The government has also made a commitment to guarantee up to 50% of the credits that had been granted by the banks to construction companies. In the beginning of April, this rate was already increased to 30% in order to provide additional support to companies facing problems due to decreased value of their assets.
Homebuilders' stocks rallied on Thursday as the government delayed the presentation of new industry rules for several weeks. It plans to hold more discussions with the industry leaders, who plan to propose their alternatives to reforms in the sector.
In general, the Mexican construction sector is exceptionally attractive for investments. The risk in relation to restructuring debts of the largest companies still exists but we believe it will gradually decrease, and will lead to appreciation of bonds. The homebuilders have the capacity and assets to sell in order to carry out a debt restructuring. After selling assets to Carlos Slim and being the market leader Desarrolladora Homex is in the most favorable position. We also think that the sector's fundamentals remain pretty solid despite the recent developments.
Consorcio Ara (OTC:CNRFF)
Among other companies that can easily adjust to the new government policies Consorcio Ara is the most attractive one.
In 2012 the company earned $495.5 million. This is a bit lower than earnings during the previous years. Consorcio Ara has a low debt to capital ratio of 24.7%. At the same time indicators such as P/E and P/B are slightly higher than those of the market leaders.

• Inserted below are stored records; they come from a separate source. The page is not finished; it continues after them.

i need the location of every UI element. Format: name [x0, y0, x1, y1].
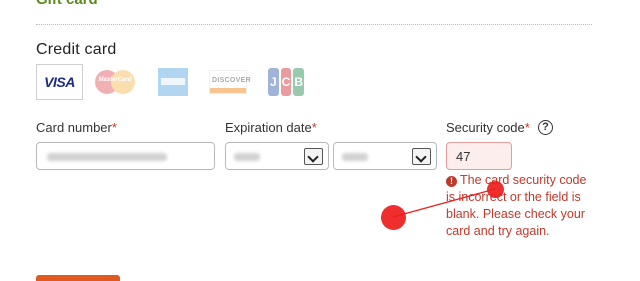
annotation-marker-large [381, 205, 406, 230]
annotation-marker-small [487, 181, 504, 198]
submit-button[interactable] [36, 275, 120, 281]
annotation-connector-line [392, 188, 496, 218]
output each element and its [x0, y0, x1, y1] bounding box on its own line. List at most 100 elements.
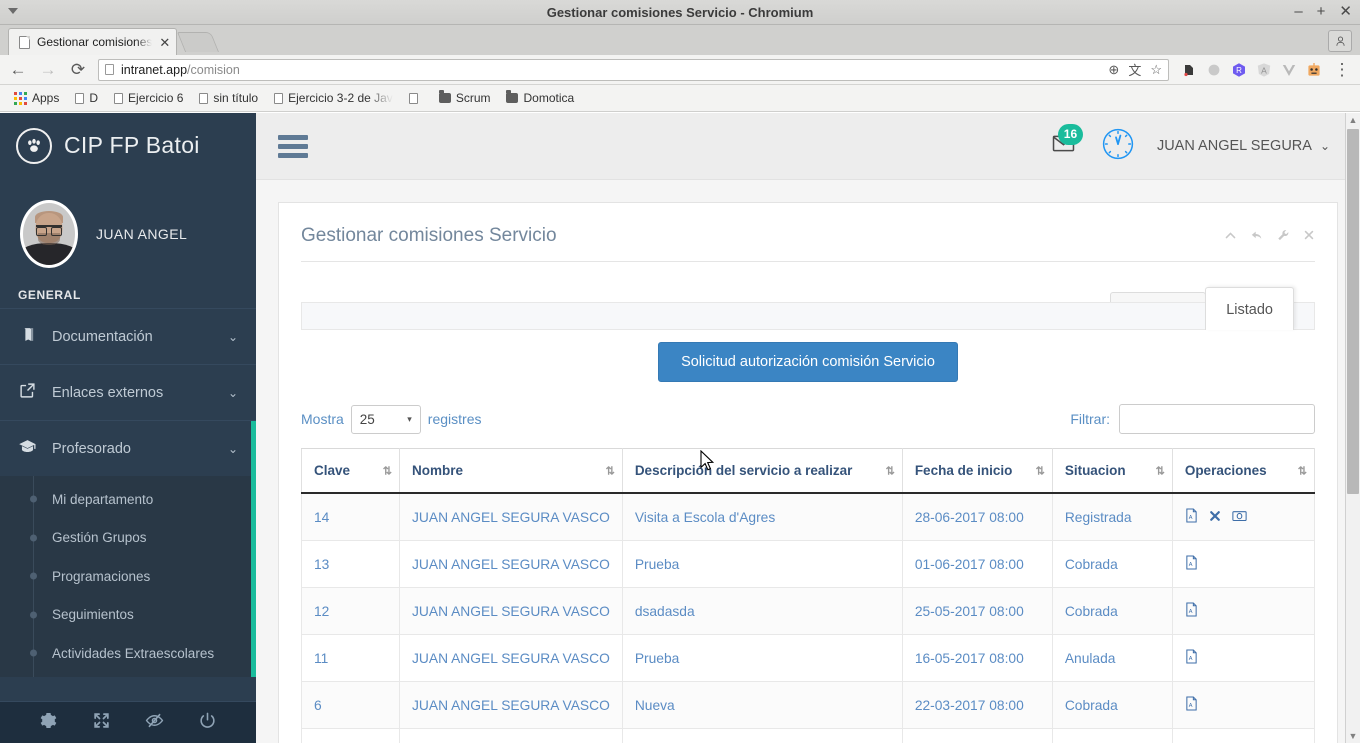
- column-header-descripcion[interactable]: Descripción del servicio a realizar ⇅: [621, 448, 903, 494]
- cell-situacion: Registrada: [1051, 492, 1173, 541]
- sidebar-subitem-label: Mi departamento: [52, 491, 154, 507]
- undo-arrow-icon[interactable]: [1250, 229, 1264, 244]
- forward-button[interactable]: →: [38, 60, 58, 80]
- sidebar-item-enlaces-externos[interactable]: Enlaces externos ⌄: [0, 364, 256, 420]
- person-icon: [1335, 36, 1345, 46]
- column-header-fecha[interactable]: Fecha de inicio ⇅: [901, 448, 1053, 494]
- bookmark-apps[interactable]: Apps: [8, 89, 65, 107]
- robot-extension-icon[interactable]: [1306, 62, 1322, 78]
- hamburger-icon[interactable]: [278, 134, 308, 158]
- profile-name: JUAN ANGEL: [96, 226, 188, 242]
- react-extension-icon[interactable]: R: [1231, 62, 1247, 78]
- table-row[interactable]: 6 JUAN ANGEL SEGURA VASCO Nueva 22-03-20…: [301, 681, 1316, 729]
- cancel-x-icon[interactable]: [1209, 510, 1221, 525]
- folder-icon: [506, 90, 519, 103]
- table-row[interactable]: 12 JUAN ANGEL SEGURA VASCO dsadasda 25-0…: [301, 587, 1316, 635]
- sidebar-subitem-mi-departamento[interactable]: Mi departamento: [0, 480, 256, 519]
- bookmark-untitled[interactable]: [403, 91, 429, 106]
- bookmark-ejercicio-3-2[interactable]: Ejercicio 3-2 de Jav: [268, 89, 399, 107]
- sort-icon: ⇅: [885, 465, 895, 477]
- chevron-up-icon[interactable]: [1224, 229, 1237, 244]
- page-length-control: Mostra 25 ▾ registres: [301, 404, 481, 434]
- table-row[interactable]: 14 JUAN ANGEL SEGURA VASCO Visita a Esco…: [301, 492, 1316, 541]
- sidebar-subitem-actividades-extraescolares[interactable]: Actividades Extraescolares: [0, 634, 256, 673]
- angular-extension-icon[interactable]: A: [1256, 62, 1272, 78]
- tab-listado[interactable]: Listado: [1205, 287, 1294, 330]
- scroll-down-arrow-icon[interactable]: ▼: [1346, 729, 1360, 743]
- chrome-menu-button[interactable]: ⋮: [1332, 60, 1352, 80]
- address-bar[interactable]: intranet.app/comision ⊕ 文 ☆: [98, 58, 1169, 81]
- column-header-clave[interactable]: Clave ⇅: [301, 448, 400, 494]
- bookmark-ejercicio-6[interactable]: Ejercicio 6: [108, 89, 189, 107]
- profile-avatar-button[interactable]: [1328, 30, 1352, 52]
- messages-button[interactable]: 16: [1048, 123, 1083, 163]
- power-icon[interactable]: [198, 711, 217, 735]
- reload-button[interactable]: ⟳: [68, 60, 88, 80]
- table-body: 14 JUAN ANGEL SEGURA VASCO Visita a Esco…: [301, 492, 1316, 743]
- bookmark-scrum[interactable]: Scrum: [433, 89, 497, 107]
- table-head: Clave ⇅ Nombre ⇅ Descripción del servici…: [301, 448, 1316, 494]
- scrollbar-thumb[interactable]: [1347, 129, 1359, 494]
- table-row[interactable]: 4 JUAN ANGEL SEGURA VASCO Visita a Aitex…: [301, 728, 1316, 743]
- sidebar-profile: JUAN ANGEL: [0, 178, 256, 278]
- page-title: Gestionar comisiones Servicio: [301, 225, 557, 246]
- close-window-button[interactable]: ✕: [1339, 3, 1352, 21]
- cell-operaciones: A: [1171, 492, 1316, 541]
- column-header-situacion[interactable]: Situacion ⇅: [1051, 448, 1173, 494]
- tab-favicon-icon: [19, 35, 30, 49]
- table-row[interactable]: 13 JUAN ANGEL SEGURA VASCO Prueba 01-06-…: [301, 540, 1316, 588]
- omnibox-actions: ⊕ 文 ☆: [1108, 60, 1162, 79]
- bookmark-domotica[interactable]: Domotica: [500, 89, 580, 107]
- fullscreen-icon[interactable]: [92, 711, 111, 735]
- zoom-icon[interactable]: ⊕: [1108, 62, 1119, 78]
- sidebar-subitem-programaciones[interactable]: Programaciones: [0, 557, 256, 596]
- bookmark-star-icon[interactable]: ☆: [1150, 62, 1162, 78]
- translate-icon[interactable]: 文: [1128, 60, 1141, 79]
- column-header-nombre[interactable]: Nombre ⇅: [399, 448, 623, 494]
- column-header-operaciones[interactable]: Operaciones ⇅: [1171, 448, 1316, 494]
- browser-tab[interactable]: Gestionar comisiones ✕: [8, 28, 178, 55]
- pdf-icon[interactable]: A: [1185, 555, 1198, 573]
- page-scrollbar[interactable]: ▲ ▼: [1345, 113, 1360, 743]
- sidebar-subitem-gestion-grupos[interactable]: Gestión Grupos: [0, 519, 256, 558]
- solicitud-autorizacion-button[interactable]: Solicitud autorización comisión Servicio: [658, 342, 958, 382]
- pdf-icon[interactable]: A: [1185, 508, 1198, 526]
- cell-clave: 13: [301, 540, 400, 588]
- sidebar-subitem-seguimientos[interactable]: Seguimientos: [0, 596, 256, 635]
- back-button[interactable]: ←: [8, 60, 28, 80]
- pdf-icon[interactable]: A: [1185, 696, 1198, 714]
- filter-label: Filtrar:: [1070, 411, 1110, 427]
- brand-header[interactable]: CIP FP Batoi: [0, 113, 256, 178]
- table-row[interactable]: 11 JUAN ANGEL SEGURA VASCO Prueba 16-05-…: [301, 634, 1316, 682]
- cell-clave: 14: [301, 492, 400, 541]
- maximize-button[interactable]: +: [1317, 3, 1326, 21]
- close-icon[interactable]: [1303, 229, 1315, 244]
- minimize-button[interactable]: –: [1294, 3, 1302, 21]
- view-tabs-row: Mosaico Listado: [301, 262, 1315, 330]
- system-menu-caret-icon[interactable]: [8, 8, 18, 14]
- bookmark-d[interactable]: D: [69, 89, 104, 107]
- wrench-icon[interactable]: [1277, 229, 1290, 244]
- eye-slash-icon[interactable]: [145, 711, 164, 735]
- clock-icon[interactable]: [1101, 127, 1135, 166]
- pdf-icon[interactable]: A: [1185, 649, 1198, 667]
- scroll-up-arrow-icon[interactable]: ▲: [1346, 113, 1360, 127]
- cell-fecha: 22-03-2017 08:00: [901, 681, 1053, 729]
- column-label: Situacion: [1064, 463, 1126, 478]
- cell-descripcion: Visita a Aitex: [621, 728, 903, 743]
- vue-extension-icon[interactable]: [1281, 62, 1297, 78]
- sidebar-item-profesorado[interactable]: Profesorado ⌄: [0, 420, 256, 477]
- evernote-extension-icon[interactable]: [1181, 62, 1197, 78]
- money-icon[interactable]: [1231, 510, 1247, 525]
- page-length-select[interactable]: 25 ▾: [350, 404, 421, 434]
- sidebar-item-documentacion[interactable]: Documentación ⌄: [0, 308, 256, 364]
- bookmark-sin-titulo[interactable]: sin título: [193, 89, 264, 107]
- gray-circle-extension-icon[interactable]: [1206, 62, 1222, 78]
- tab-close-icon[interactable]: ✕: [159, 36, 170, 49]
- filter-input[interactable]: [1119, 404, 1315, 434]
- bookmark-label: Apps: [32, 91, 60, 105]
- user-menu[interactable]: JUAN ANGEL SEGURA ⌄: [1157, 138, 1330, 154]
- pdf-icon[interactable]: A: [1185, 602, 1198, 620]
- gear-icon[interactable]: [39, 711, 58, 735]
- new-tab-button[interactable]: [177, 32, 220, 52]
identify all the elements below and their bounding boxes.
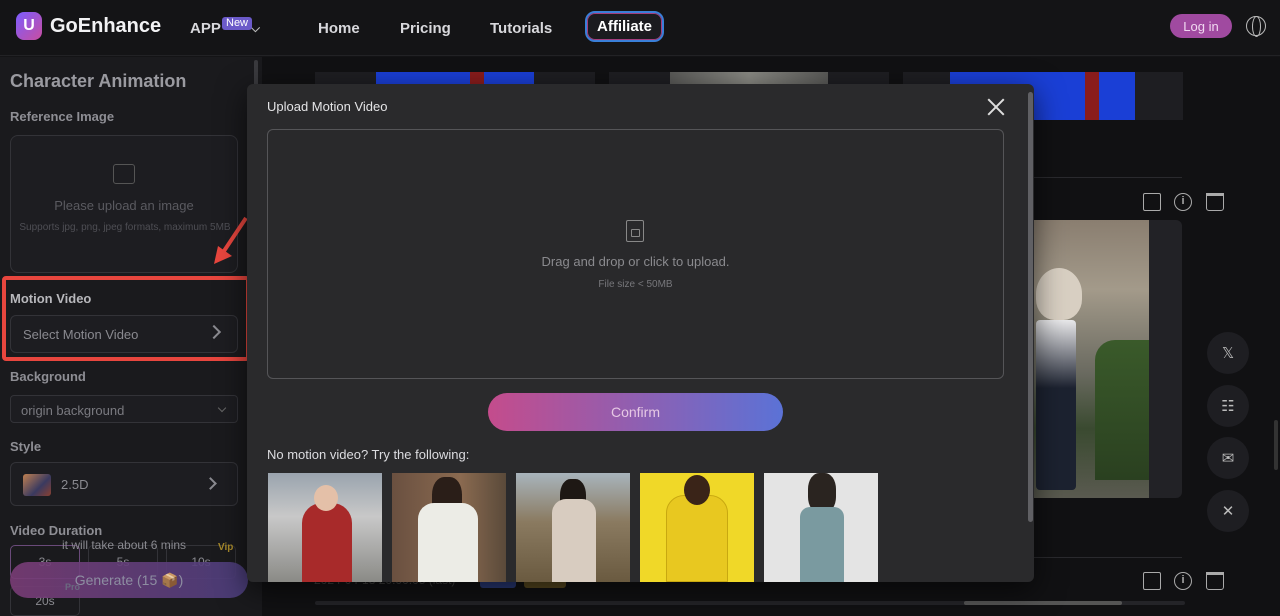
logo[interactable]: U GoEnhance (16, 12, 161, 40)
share-icon[interactable] (1143, 193, 1161, 211)
modal-scrollbar[interactable] (1028, 92, 1033, 522)
sample-video-2[interactable] (392, 473, 506, 582)
trash-icon[interactable] (1206, 572, 1224, 590)
cat-figure-head (1036, 268, 1082, 320)
top-nav-bar: U GoEnhance APP New ⌵ Home Pricing Tutor… (0, 0, 1280, 56)
result-plants (1095, 340, 1149, 480)
nav-tutorials[interactable]: Tutorials (490, 0, 552, 56)
upload-motion-video-modal: Upload Motion Video Drag and drop or cli… (247, 84, 1034, 582)
annotation-arrow-icon (214, 216, 248, 264)
confirm-button[interactable]: Confirm (488, 393, 783, 431)
video-duration-label: Video Duration (10, 523, 103, 538)
sample-video-5[interactable] (764, 473, 878, 582)
sample-figure (302, 503, 352, 582)
sample-video-4[interactable] (640, 473, 754, 582)
sample-head (684, 475, 710, 505)
figure-leg (1085, 72, 1099, 120)
upload-placeholder: Please upload an image (54, 198, 194, 213)
login-button[interactable]: Log in (1170, 14, 1232, 38)
sample-figure (666, 495, 728, 582)
share-icon[interactable] (1143, 572, 1161, 590)
discord-icon[interactable]: ☷ (1207, 385, 1249, 427)
nav-pricing[interactable]: Pricing (400, 0, 451, 56)
logo-text: GoEnhance (50, 14, 162, 37)
motion-video-label: Motion Video (10, 291, 92, 306)
trash-icon[interactable] (1206, 193, 1224, 211)
close-icon[interactable]: ✕ (1207, 490, 1249, 532)
modal-title: Upload Motion Video (267, 99, 388, 114)
chevron-right-icon (204, 477, 217, 490)
mail-icon[interactable]: ✉ (1207, 437, 1249, 479)
sample-head (314, 485, 338, 511)
cat-figure-body (1036, 320, 1076, 490)
background-label: Background (10, 369, 86, 384)
reference-image-upload[interactable]: Please upload an image Supports jpg, png… (10, 135, 238, 273)
globe-icon[interactable] (1246, 16, 1266, 37)
select-motion-video-label: Select Motion Video (23, 327, 139, 342)
divider (1034, 177, 1182, 178)
upload-formats-hint: Supports jpg, png, jpeg formats, maximum… (19, 222, 231, 233)
close-icon[interactable] (987, 98, 1005, 116)
chevron-down-icon (217, 403, 227, 413)
sample-figure (552, 499, 596, 582)
info-icon[interactable]: i (1174, 572, 1192, 590)
file-size-limit: File size < 50MB (598, 279, 673, 290)
pro-badge: Pro (65, 582, 81, 592)
time-estimate-hint: it will take about 6 mins (62, 538, 187, 552)
x-share-icon[interactable]: 𝕏 (1207, 332, 1249, 374)
sample-figure (418, 503, 478, 582)
sample-video-1[interactable] (268, 473, 382, 582)
nav-home[interactable]: Home (318, 0, 360, 56)
video-file-icon (626, 220, 644, 242)
vip-badge: Vip (218, 542, 234, 553)
new-badge: New (222, 17, 253, 30)
style-value: 2.5D (61, 477, 89, 492)
video-drop-zone[interactable]: Drag and drop or click to upload. File s… (267, 129, 1004, 379)
logo-icon: U (16, 12, 42, 40)
nav-app-label: APP (190, 19, 221, 37)
page-scrollbar[interactable] (1274, 420, 1278, 470)
sample-videos-label: No motion video? Try the following: (267, 447, 470, 462)
reference-image-label: Reference Image (10, 109, 115, 124)
image-upload-icon (113, 164, 135, 184)
horizontal-scrollbar[interactable] (964, 601, 1122, 605)
drop-instructions: Drag and drop or click to upload. (541, 254, 730, 269)
sample-video-3[interactable] (516, 473, 630, 582)
nav-affiliate-button[interactable]: Affiliate (585, 11, 665, 42)
nav-app[interactable]: APP New ⌵ (190, 0, 260, 56)
info-icon[interactable]: i (1174, 193, 1192, 211)
chevron-down-icon: ⌵ (250, 20, 260, 35)
generate-button[interactable]: Generate (15 📦) (10, 562, 248, 598)
select-motion-video-button[interactable]: Select Motion Video (10, 315, 238, 353)
sample-figure (800, 507, 844, 582)
style-select[interactable]: 2.5D (10, 462, 238, 506)
background-value: origin background (21, 403, 125, 418)
divider (1034, 557, 1182, 558)
page-title: Character Animation (10, 71, 187, 91)
chevron-right-icon (206, 324, 222, 340)
style-thumbnail (23, 474, 51, 496)
background-select[interactable]: origin background (10, 395, 238, 423)
style-label: Style (10, 439, 42, 454)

Also it has a very solid balance sheet and does not have cash-flow problems.
Consorcio Ara stock reached a maximum price of 5.6 pesos this year, whereupon it went down by 18.7% and now trades at 4.55 pesos. Consorcio Ara is in a better position compared to stocks of other homebuilding companies. We view it as a solid long-term investment while buying bonds of struggling Desarrolladora Homex is a short-term speculative idea.
Desarrolladora Homex SAB de CV
Homex's management does not forecast any improvement in net income this year. It will focus on boosting its cash flow and improving the balance sheet. In April Homex managed to sell $322 million worth of assets to two companies owned by the billionaire Carlos Slim. National orders in 2013 will ensure about 8% of Homex income. It has to be noted that the Mexican company actively operates in Brazil. The income of Homex in Brazil has huge growth potential, and an increase of income by 60-70% is forecasted for 2013.
During the first quarter of this year, Homex sold 5,430 houses, while during the same period last year it sold 8,738 houses. Net income in 1Q 2013 decreased by 57% - down to 263.5 million dollars. At the same time, EBITDA indicator increased fivefold to 20.3 million dollars. The amount of cash and equivalents in the last quarter has slid by 85% to $26.2 million.
Recently Homex had to default on its peso-denominated bonds due to credit-rating downgrades and lawsuits from Barclays Plc (NYSE:BCS) and Credit Suisse AG (NYSE:CS) over some kind of derivative contracts. Homex's competitors - Urbi and Geo - have already negotiating on debt restructuring and we cannot rule out that Homex will follow them. There is a high probability that cases of restructuring or default will be carried out under Mexican law. However, uncertainties still remain regarding the jurisdiction under which these cases will be tried.
Idea: buy a bond that matures on 25 March 2020 and a coupon of 9.75%. The current YTM is 41.875%. At the moment, the price is 38.75% of the nominal value. We believe that in the near-term the value of the bond can go up to 50-60% of par.